Rabbi David Rosen, chairman of the International Jewish Committee on Interreligious Consultations, said March 13 the statement would “allow the vast majority of Jews involved in dialogues with Catholics to re-engage as before.”
Representatives of the Chief Rabbinate of Israel had been scheduled to be in Rome March 9-12 for their regularly scheduled dialogue with the Vatican. However, the rabbis asked for a clarification from the Vatican about the prayer and postponed their trip.
Pope Benedict XVI’s revision of the Good Friday prayer applies only to the liturgy celebrated according to the 1962 Roman Missal, or Tridentine rite.
The new prayer removed 1962 language referring to the “blindness” of the Jews, but it prays that Jews will recognize Jesus, the savior, and that “all Israel may be saved.”
Rabbi Rosen, who was at the Vatican to plan the upcoming meeting of the International Catholic-Jewish Liaison Committee, said he took the opportunity to discuss concerns about the prayer with Cardinal Walter Kasper, president of the Pontifical Commission for Religious Relations With the Jews.

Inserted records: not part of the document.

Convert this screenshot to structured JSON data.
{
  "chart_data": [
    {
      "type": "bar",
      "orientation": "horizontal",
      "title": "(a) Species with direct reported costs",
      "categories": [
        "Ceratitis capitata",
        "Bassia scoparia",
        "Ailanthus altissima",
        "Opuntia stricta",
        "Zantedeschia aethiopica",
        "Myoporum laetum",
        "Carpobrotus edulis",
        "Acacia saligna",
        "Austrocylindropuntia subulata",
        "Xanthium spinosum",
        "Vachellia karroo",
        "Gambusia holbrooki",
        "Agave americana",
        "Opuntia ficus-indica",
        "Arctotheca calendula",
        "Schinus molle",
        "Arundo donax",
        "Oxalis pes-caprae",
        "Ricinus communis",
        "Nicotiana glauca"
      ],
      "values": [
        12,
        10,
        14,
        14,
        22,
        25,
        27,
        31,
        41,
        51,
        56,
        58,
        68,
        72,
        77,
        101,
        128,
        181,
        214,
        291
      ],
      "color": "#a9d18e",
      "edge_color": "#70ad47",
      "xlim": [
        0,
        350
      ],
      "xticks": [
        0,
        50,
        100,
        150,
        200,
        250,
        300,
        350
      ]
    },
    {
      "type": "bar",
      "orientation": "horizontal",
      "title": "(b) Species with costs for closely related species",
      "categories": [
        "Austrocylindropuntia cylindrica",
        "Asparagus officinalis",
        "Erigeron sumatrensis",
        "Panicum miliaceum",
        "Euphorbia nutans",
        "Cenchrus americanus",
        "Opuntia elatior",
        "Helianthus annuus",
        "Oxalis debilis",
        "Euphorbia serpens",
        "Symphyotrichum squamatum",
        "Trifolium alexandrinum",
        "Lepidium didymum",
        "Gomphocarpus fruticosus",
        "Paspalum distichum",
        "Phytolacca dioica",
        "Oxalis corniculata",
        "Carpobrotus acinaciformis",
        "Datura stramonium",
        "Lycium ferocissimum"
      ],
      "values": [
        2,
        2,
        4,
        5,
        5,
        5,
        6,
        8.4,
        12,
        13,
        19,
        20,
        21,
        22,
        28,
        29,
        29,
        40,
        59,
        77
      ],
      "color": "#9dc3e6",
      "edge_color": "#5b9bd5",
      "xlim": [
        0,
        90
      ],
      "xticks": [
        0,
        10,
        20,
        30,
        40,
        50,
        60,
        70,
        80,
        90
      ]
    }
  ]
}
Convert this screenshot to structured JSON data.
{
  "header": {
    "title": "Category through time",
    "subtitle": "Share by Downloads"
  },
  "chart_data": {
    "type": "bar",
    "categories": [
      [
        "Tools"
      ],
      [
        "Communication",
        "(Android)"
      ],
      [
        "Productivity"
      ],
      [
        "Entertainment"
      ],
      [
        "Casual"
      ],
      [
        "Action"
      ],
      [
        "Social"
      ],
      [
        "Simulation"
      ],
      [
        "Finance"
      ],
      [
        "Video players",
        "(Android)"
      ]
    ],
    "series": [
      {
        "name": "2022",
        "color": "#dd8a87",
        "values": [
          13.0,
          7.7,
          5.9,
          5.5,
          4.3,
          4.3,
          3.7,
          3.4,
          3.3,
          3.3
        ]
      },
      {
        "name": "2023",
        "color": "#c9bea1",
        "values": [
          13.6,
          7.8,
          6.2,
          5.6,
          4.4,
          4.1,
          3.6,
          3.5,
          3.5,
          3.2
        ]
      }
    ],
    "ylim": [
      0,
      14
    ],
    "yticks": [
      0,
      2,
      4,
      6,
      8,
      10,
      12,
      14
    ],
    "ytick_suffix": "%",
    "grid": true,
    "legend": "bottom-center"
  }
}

He said the cardinal confirmed that Cardinal Tarcisio Bertone, Vatican secretary of state, “will issue a statement formally confirming his own assurances to us that the text is only eschatological, that the church is opposed to all proselytism, that the church respects the Jewish people and it recognizes the eternal validity of God’s covenant with the Jewish people.”
Such a statement, Rabbi Rosen said, would clarify that the pope’s text is a prayer that all will be saved at the end of time “and it contains no call for a Christian attempt to convert the Jews in the here and now.”
The rabbi said, “It seems to be a satisfactory solution.”
The Vatican said Cardinal Kasper met privately with Pope Benedict March 14, but it provided no details of their discussion.